ChatGPT's mother company, OpenAI, is facing multiple lawsuits for copyright and privacy violations. The company has been accused of using copyright materials including books and online resources to train its artificial intelligence systems without legal permissions.
Reports claim that the OpenAI uses copyright materials to train its AI models including DALL-E and ChatGPT as well as collecting people's information from the internet without consent which violates privacy laws.
The most prominent of such court case was filed last week in San Francisco Federal Court, United States which two authors accuse the OpenAI for using their intellectual properties without permission.
In the lawsuit titled "Tremblay v.

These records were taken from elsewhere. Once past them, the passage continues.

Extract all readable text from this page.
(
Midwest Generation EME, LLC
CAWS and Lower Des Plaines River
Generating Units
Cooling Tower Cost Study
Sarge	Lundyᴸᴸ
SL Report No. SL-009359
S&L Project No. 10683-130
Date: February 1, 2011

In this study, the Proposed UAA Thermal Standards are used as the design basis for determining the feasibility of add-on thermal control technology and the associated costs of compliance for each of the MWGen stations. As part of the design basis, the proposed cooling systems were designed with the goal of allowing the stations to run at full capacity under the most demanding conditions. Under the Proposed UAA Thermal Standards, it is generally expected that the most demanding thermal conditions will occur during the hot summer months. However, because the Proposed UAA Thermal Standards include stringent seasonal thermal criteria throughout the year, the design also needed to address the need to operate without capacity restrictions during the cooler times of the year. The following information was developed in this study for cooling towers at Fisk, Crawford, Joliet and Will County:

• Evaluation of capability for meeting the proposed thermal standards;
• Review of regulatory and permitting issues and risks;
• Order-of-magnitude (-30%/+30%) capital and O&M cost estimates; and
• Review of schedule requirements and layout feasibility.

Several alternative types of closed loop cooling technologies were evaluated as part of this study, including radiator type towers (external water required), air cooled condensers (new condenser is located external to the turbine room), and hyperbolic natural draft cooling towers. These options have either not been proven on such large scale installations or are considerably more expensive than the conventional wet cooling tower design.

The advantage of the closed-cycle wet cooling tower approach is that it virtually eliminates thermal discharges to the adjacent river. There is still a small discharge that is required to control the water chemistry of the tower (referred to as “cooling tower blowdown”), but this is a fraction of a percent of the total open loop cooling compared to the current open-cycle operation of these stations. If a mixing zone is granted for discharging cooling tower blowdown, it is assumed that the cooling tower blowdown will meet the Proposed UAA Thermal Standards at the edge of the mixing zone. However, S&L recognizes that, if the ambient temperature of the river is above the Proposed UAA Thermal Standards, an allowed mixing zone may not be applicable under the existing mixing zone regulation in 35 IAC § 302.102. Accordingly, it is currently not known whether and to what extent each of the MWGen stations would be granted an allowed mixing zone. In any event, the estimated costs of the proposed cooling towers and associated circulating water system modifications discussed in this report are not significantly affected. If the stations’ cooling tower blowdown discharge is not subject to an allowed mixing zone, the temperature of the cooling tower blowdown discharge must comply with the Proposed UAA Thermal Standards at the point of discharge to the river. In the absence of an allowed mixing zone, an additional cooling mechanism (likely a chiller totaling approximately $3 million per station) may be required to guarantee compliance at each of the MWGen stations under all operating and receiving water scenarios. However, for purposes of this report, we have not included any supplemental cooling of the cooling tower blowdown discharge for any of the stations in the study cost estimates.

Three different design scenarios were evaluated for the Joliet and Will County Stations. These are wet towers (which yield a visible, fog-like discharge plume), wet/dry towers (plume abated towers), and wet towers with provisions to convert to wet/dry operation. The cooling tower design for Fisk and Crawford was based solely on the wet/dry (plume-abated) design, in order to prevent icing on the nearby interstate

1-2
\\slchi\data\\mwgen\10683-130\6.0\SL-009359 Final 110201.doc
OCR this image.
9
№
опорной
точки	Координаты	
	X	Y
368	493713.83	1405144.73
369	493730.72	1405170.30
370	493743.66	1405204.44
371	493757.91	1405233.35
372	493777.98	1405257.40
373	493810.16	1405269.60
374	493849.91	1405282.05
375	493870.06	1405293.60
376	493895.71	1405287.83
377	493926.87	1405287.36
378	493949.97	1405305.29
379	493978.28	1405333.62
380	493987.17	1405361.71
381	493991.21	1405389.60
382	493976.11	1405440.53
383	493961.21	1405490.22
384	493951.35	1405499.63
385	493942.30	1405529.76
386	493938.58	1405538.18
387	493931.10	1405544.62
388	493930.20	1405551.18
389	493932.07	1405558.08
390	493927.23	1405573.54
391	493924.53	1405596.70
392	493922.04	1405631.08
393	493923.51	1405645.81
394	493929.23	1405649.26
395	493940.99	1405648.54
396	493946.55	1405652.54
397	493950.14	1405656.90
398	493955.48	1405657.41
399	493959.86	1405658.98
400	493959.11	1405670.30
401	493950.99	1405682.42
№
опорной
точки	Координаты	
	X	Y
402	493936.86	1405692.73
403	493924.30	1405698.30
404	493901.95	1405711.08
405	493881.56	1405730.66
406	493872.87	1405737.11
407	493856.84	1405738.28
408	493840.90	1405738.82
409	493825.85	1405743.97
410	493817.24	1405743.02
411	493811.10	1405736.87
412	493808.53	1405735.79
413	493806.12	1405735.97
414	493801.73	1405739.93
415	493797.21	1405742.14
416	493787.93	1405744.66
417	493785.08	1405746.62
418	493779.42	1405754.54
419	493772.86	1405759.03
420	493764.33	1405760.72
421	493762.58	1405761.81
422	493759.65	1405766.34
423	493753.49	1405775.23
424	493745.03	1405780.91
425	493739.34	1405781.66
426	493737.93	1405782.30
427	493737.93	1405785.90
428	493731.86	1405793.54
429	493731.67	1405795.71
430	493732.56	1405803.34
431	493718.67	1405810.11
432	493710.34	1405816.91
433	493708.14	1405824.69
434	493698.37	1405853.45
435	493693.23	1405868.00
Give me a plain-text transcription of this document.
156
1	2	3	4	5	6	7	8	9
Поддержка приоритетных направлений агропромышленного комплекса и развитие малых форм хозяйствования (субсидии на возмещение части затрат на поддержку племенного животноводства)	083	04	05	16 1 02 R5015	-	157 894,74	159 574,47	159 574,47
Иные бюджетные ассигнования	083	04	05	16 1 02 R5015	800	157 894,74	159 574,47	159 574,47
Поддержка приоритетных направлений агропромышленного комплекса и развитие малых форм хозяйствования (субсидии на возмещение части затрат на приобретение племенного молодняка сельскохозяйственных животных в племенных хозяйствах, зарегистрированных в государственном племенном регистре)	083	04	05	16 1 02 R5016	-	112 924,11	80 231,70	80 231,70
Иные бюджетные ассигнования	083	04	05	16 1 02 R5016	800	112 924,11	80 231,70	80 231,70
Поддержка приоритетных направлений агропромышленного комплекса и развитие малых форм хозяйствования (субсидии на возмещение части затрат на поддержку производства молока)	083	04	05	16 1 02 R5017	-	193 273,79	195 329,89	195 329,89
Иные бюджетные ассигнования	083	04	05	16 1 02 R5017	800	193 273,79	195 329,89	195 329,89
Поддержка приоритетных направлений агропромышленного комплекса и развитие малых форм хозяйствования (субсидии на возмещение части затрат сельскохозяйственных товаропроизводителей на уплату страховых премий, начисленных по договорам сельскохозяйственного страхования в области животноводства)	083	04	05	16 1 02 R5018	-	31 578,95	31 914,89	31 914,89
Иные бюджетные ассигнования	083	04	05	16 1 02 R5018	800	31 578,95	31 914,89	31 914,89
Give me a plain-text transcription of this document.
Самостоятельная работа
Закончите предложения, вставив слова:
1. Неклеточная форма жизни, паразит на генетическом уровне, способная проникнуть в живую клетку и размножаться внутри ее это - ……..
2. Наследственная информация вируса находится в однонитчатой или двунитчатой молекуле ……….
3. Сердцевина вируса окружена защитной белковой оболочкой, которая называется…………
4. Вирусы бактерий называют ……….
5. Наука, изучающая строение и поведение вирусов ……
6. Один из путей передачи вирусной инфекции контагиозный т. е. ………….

OpenAI Inc (N.D. Cal., No. 3:23-cv-03223, complaint filed 6/28/23), the two authors claim that the company use their books which focus on Sci-Fi and horrors to train ChatGPT. Other claims is that ChatGPT also uses books from Sci-Hub and Library Genesis without permissions which violates Digital Millennium Copyright Act.
Another lawsuit PM vs. OpenAI LP accuses OpenAI is secretly collecting data from users and using it for its AI training without legal processes such as privacy and consent notifications.
There are several other court cases raised against OpenAI, especially pertaining to ChatGPT which poses concern over the safety of using the product in case of privacy policy.
Besides the safety concern over the use of AI tools, ChatGPT creator, OpenAI, stand to lose a lot for this case. It might be able to win the lawsuit, clear public doubts and maintain its reputation in the AI market. Otherwise, the lawsuit will have immense implications on OpenAI.
Even if no one goes to jail for these legal violations, it will result in organizations and countries regulating OpenAI ChatGPT, and the reputation of the company will be at stake as companies will have to rethink before sharing their data or using OpenAI products.